Miguel Viveros, natural del pueblo de Jalapa, hijo legítimo de Juan José Viveros, vivo y de María Bárbara Lagunas, difunta, junto con Manuela Domínguez, su legitima esposa, vecina de este pueblo, hija legítima del difunto Salvador de Domínguez y de Juana Molina, viva, se otorgan poder para testar mutuamente y se nombran albaceas, y como herederos designan a sus hijos legítimos Juana Nicolasa, Antonia María, Gregorio y Antonio Francisco.

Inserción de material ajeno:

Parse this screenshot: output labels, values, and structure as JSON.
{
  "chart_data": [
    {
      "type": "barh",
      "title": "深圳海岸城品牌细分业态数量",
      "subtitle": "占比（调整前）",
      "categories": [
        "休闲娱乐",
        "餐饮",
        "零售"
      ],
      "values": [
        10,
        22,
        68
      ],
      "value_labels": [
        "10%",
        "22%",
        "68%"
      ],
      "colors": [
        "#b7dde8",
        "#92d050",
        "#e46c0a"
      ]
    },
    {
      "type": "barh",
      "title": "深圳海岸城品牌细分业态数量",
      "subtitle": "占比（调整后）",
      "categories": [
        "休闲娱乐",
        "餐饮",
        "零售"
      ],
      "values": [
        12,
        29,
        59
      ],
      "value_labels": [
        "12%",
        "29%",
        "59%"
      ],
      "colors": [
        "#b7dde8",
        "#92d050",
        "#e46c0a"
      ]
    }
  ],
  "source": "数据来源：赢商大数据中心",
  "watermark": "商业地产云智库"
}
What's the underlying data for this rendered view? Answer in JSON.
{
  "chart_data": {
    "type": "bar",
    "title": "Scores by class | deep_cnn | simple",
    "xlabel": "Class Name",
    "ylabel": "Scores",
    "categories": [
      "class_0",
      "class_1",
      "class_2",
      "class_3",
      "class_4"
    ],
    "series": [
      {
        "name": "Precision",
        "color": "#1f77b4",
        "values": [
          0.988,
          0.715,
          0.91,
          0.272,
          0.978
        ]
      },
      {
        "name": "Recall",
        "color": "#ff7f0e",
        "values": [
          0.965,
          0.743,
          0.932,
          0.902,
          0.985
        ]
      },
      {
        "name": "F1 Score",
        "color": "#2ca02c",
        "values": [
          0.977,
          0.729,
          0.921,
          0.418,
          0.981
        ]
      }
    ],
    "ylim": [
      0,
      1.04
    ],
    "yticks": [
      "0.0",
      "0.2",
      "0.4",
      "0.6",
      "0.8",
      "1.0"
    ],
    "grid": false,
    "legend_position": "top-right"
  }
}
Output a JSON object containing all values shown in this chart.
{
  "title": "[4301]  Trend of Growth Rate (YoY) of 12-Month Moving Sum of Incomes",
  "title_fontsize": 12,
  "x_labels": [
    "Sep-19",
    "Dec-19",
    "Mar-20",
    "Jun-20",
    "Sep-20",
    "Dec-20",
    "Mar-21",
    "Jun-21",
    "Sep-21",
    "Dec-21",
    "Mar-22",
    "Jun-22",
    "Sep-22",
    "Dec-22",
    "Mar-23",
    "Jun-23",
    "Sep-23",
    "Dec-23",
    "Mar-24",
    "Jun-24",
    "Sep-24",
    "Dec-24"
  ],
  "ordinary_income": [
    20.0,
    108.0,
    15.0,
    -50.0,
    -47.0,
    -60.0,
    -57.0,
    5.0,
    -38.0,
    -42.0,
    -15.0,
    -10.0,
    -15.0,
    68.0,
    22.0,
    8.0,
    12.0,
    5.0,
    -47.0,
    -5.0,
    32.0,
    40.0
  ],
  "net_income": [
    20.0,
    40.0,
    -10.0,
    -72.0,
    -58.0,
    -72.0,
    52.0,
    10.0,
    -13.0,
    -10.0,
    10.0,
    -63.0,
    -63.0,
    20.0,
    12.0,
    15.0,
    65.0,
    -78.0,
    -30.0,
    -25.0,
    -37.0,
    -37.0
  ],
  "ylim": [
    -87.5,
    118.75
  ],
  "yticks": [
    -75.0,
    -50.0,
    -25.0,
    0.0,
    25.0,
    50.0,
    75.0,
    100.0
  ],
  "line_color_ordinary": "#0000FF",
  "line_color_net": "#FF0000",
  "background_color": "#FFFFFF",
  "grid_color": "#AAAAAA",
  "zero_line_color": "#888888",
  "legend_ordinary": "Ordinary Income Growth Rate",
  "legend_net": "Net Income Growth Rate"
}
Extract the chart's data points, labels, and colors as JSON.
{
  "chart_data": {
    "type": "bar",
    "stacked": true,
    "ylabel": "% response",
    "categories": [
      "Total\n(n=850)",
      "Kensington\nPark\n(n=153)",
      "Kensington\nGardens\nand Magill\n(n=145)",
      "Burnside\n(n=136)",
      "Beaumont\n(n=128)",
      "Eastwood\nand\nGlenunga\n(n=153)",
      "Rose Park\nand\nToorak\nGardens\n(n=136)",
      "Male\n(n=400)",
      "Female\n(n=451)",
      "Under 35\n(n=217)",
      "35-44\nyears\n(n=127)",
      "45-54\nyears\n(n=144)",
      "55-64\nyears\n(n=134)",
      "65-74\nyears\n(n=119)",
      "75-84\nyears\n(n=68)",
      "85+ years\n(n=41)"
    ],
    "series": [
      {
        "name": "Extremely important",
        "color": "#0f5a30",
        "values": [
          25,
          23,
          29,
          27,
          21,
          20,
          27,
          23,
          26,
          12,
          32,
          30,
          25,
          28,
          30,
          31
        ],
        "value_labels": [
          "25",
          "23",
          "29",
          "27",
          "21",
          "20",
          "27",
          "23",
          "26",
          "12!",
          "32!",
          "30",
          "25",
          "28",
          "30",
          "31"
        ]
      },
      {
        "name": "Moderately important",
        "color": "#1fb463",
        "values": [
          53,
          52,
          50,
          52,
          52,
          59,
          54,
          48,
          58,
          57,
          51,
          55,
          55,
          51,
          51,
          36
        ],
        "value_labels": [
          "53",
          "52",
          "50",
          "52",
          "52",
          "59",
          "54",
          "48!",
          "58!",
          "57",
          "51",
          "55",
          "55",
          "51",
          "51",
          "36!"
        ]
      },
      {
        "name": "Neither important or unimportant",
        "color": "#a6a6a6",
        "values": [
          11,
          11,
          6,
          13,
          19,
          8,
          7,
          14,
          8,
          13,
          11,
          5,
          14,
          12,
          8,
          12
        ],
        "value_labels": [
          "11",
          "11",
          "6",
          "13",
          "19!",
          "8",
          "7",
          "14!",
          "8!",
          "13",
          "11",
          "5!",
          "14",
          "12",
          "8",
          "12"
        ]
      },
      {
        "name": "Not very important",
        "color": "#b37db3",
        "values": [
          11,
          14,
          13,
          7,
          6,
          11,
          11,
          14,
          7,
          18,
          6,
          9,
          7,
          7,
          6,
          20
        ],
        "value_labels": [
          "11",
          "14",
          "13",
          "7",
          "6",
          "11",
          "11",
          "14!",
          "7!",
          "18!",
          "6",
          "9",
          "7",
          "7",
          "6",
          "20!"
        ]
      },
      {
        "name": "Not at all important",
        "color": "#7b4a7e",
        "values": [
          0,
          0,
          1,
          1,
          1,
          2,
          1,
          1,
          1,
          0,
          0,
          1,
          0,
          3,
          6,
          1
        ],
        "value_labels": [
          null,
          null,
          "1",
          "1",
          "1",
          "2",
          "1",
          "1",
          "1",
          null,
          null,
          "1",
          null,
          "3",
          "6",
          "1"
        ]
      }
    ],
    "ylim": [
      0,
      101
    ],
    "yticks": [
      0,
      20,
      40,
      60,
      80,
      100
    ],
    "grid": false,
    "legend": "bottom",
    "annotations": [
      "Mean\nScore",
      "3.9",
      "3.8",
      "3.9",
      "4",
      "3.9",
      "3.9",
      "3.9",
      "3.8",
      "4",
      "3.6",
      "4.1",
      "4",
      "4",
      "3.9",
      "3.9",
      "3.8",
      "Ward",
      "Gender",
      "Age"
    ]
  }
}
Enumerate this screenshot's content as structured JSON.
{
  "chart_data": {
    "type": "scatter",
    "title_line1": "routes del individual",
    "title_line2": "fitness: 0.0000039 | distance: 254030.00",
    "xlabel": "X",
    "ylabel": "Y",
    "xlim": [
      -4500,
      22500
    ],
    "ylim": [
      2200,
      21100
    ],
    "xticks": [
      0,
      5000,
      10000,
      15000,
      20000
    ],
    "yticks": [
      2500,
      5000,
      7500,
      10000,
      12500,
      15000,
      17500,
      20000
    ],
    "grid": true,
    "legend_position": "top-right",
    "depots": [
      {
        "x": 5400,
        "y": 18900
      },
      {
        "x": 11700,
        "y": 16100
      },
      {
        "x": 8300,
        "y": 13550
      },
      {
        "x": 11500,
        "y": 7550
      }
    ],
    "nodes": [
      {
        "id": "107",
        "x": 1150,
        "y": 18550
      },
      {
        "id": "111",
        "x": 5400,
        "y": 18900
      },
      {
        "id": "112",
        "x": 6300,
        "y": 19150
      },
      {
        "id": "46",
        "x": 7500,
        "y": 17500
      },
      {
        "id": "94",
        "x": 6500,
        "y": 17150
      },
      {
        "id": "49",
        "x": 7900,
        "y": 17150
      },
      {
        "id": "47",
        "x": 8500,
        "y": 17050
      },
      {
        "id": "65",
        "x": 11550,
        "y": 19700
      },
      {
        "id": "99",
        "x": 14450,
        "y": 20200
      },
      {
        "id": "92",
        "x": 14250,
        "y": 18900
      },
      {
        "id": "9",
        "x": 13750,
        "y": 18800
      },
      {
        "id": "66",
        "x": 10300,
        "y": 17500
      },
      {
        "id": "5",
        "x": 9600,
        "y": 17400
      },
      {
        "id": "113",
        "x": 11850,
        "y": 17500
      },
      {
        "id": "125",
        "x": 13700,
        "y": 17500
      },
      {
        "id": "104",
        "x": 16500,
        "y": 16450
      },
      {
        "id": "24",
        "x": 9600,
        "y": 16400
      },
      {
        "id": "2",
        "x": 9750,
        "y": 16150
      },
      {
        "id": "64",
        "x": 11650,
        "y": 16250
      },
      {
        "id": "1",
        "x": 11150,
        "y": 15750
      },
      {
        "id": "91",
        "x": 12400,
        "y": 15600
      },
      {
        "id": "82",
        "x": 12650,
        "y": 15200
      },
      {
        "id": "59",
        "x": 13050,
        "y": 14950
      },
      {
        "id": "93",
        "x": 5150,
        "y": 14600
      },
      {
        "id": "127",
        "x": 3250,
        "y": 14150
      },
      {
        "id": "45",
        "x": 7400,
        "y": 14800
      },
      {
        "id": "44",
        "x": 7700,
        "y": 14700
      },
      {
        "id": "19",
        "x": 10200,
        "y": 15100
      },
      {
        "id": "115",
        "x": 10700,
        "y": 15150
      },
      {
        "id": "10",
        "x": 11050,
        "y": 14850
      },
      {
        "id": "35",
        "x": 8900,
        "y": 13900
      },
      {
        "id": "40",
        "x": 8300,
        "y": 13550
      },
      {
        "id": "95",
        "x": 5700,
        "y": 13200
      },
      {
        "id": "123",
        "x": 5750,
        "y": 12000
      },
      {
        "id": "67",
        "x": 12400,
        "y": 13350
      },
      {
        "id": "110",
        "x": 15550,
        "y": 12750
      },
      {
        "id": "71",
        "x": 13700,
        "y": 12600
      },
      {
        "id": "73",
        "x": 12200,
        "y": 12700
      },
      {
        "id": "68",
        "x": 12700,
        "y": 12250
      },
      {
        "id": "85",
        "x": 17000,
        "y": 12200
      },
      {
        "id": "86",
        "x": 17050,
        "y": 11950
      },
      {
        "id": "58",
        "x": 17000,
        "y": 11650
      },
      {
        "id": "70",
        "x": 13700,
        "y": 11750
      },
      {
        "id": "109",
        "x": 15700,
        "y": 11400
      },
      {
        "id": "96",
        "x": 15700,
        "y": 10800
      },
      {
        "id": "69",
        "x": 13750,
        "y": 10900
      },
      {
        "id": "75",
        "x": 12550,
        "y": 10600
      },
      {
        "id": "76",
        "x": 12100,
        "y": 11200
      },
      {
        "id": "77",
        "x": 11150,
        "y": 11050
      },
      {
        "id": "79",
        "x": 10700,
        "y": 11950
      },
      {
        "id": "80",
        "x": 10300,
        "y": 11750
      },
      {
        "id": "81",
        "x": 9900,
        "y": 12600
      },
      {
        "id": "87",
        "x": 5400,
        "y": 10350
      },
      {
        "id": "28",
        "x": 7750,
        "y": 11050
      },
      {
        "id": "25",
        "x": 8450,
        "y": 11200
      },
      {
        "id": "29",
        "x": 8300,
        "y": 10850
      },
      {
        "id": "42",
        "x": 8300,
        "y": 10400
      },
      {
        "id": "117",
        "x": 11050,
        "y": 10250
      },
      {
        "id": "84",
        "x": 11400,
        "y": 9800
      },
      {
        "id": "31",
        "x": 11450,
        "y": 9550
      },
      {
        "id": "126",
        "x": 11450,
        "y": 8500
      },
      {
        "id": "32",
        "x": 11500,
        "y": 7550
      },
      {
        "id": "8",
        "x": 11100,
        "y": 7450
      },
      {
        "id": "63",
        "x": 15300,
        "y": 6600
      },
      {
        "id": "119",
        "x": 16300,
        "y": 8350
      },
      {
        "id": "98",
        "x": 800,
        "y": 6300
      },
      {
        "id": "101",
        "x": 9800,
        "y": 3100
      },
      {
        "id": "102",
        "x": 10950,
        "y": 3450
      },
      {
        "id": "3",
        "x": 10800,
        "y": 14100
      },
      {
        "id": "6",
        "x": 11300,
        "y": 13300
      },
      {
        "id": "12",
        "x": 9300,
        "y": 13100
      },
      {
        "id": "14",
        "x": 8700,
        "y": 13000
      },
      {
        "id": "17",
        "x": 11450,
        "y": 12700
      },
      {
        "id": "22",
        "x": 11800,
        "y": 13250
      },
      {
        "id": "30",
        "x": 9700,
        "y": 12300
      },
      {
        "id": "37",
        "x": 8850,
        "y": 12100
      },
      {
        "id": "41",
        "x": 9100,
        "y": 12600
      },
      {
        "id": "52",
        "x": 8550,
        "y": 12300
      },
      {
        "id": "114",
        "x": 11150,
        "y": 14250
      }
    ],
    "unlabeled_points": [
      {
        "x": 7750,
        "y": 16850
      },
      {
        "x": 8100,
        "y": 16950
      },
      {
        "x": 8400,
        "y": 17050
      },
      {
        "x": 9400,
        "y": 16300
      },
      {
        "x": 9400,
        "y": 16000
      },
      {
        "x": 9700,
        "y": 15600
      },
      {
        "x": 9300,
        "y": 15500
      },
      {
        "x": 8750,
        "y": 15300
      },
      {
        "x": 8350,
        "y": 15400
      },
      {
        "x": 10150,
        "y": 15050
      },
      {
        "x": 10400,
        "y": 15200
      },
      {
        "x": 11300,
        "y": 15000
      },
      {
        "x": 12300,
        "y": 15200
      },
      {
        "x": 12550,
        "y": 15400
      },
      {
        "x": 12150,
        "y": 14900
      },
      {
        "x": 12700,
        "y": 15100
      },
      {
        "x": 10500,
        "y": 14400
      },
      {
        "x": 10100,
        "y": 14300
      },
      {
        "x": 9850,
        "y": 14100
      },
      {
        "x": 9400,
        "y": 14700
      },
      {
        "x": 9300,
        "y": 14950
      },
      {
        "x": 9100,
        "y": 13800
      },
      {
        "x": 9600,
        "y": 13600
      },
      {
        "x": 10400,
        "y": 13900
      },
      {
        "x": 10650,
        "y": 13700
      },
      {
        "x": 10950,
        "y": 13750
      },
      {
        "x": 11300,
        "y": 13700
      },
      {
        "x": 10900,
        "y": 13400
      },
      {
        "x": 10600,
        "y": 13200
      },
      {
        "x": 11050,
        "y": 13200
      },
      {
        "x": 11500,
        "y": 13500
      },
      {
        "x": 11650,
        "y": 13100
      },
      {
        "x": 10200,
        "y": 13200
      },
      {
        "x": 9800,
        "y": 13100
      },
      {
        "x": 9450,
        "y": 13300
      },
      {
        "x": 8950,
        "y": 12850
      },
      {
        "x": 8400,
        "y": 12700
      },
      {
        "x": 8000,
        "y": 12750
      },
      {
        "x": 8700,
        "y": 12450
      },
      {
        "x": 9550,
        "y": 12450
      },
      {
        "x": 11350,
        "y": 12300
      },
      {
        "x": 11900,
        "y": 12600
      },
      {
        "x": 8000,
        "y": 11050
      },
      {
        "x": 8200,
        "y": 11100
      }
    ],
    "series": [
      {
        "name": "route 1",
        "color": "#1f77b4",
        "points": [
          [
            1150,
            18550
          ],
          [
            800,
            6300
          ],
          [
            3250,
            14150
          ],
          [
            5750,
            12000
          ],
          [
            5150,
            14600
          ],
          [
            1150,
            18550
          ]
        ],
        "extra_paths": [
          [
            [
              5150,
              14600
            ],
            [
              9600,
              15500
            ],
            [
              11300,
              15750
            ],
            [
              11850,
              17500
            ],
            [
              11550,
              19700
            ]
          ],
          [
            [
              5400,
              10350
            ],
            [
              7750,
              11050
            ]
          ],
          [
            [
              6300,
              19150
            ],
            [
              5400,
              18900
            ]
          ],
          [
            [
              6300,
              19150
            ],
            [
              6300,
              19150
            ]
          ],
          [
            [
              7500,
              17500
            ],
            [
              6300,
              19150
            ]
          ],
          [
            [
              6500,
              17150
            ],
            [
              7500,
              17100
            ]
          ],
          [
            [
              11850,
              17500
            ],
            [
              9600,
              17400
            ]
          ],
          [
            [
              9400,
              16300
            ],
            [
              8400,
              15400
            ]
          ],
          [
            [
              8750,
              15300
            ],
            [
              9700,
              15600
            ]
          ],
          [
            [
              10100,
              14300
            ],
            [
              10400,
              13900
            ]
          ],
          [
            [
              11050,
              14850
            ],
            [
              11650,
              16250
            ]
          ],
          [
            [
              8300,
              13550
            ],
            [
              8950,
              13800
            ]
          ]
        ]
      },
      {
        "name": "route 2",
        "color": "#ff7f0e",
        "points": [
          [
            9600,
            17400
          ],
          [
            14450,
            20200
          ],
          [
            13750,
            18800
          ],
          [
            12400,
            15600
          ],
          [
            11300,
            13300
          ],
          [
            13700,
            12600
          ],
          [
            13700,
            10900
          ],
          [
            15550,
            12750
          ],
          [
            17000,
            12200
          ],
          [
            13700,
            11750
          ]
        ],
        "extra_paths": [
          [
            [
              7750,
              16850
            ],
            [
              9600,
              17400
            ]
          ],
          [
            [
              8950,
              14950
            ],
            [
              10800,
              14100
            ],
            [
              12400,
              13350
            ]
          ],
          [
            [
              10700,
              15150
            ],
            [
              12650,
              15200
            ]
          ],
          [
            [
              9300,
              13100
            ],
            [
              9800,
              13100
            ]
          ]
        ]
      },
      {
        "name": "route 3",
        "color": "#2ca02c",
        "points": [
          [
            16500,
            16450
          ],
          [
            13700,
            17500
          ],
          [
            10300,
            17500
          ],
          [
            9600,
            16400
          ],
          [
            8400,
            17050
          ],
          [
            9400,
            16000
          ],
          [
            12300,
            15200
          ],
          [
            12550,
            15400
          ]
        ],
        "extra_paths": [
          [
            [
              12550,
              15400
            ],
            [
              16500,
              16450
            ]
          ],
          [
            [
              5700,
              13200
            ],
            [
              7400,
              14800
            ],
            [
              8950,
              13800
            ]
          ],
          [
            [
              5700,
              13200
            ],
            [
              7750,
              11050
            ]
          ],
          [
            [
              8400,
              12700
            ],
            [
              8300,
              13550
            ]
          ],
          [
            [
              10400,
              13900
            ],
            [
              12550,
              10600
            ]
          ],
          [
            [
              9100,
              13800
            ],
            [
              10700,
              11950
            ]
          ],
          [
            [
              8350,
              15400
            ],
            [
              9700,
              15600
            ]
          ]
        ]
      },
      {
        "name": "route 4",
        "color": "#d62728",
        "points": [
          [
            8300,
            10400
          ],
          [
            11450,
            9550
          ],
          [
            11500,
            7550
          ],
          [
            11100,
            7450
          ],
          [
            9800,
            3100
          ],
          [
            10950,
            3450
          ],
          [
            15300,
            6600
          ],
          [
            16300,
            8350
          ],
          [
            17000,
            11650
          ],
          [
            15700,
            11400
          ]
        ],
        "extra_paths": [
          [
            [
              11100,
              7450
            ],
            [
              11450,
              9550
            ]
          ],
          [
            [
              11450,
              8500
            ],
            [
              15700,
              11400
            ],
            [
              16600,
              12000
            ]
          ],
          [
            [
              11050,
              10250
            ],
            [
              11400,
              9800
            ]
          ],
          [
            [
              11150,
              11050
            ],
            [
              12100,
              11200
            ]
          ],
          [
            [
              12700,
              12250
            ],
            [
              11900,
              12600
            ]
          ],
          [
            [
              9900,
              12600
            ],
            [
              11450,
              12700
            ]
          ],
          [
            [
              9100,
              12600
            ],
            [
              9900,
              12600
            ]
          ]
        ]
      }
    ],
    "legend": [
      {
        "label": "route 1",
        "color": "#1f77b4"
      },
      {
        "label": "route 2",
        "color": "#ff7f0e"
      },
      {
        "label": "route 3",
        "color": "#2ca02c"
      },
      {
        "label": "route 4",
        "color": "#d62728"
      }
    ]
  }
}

Don José Antonio de Zárate, vecino del pueblo de Jalapa, albacea del difunto don Francisco Hernández, junto con sus hermanos don Manuel y doña Juana, venden a doña María Bárbara Lagunas, vecina del pueblo de Naolinco, una casa de paredes, cubierta de tejas con un sitio de 25 varas de frente y 40 varas de fondo, que lindan al norte con la parroquia de dicho pueblo y calle en medio, al sur con solar de la Cofradía de las Ánimas, al oriente con solar de doña Petrona Guevara viuda de Nicolás Domínguez y al poniente con solar y casa de don Francisco Pérez, al precio de 700 pesos, de los cuales 500 pesos le pagó en dinero de contado y los 200 pesos restantes están cargados sobre dicha casa y que reconocerá la compradora a favor de la cofradía de Jesús de Nazareno, ubicada en el pueblo de Misantla.
Antonio Manuel Lagunas, hijo legítimo de los difuntos don Pedro Lagunas y de doña Petrona Rogel, vecino del pueblo de Naolinco, realiza testamento, en el cual nombra como albacea y heredera a María Bárbara Lagunas, su hermana de 25 años.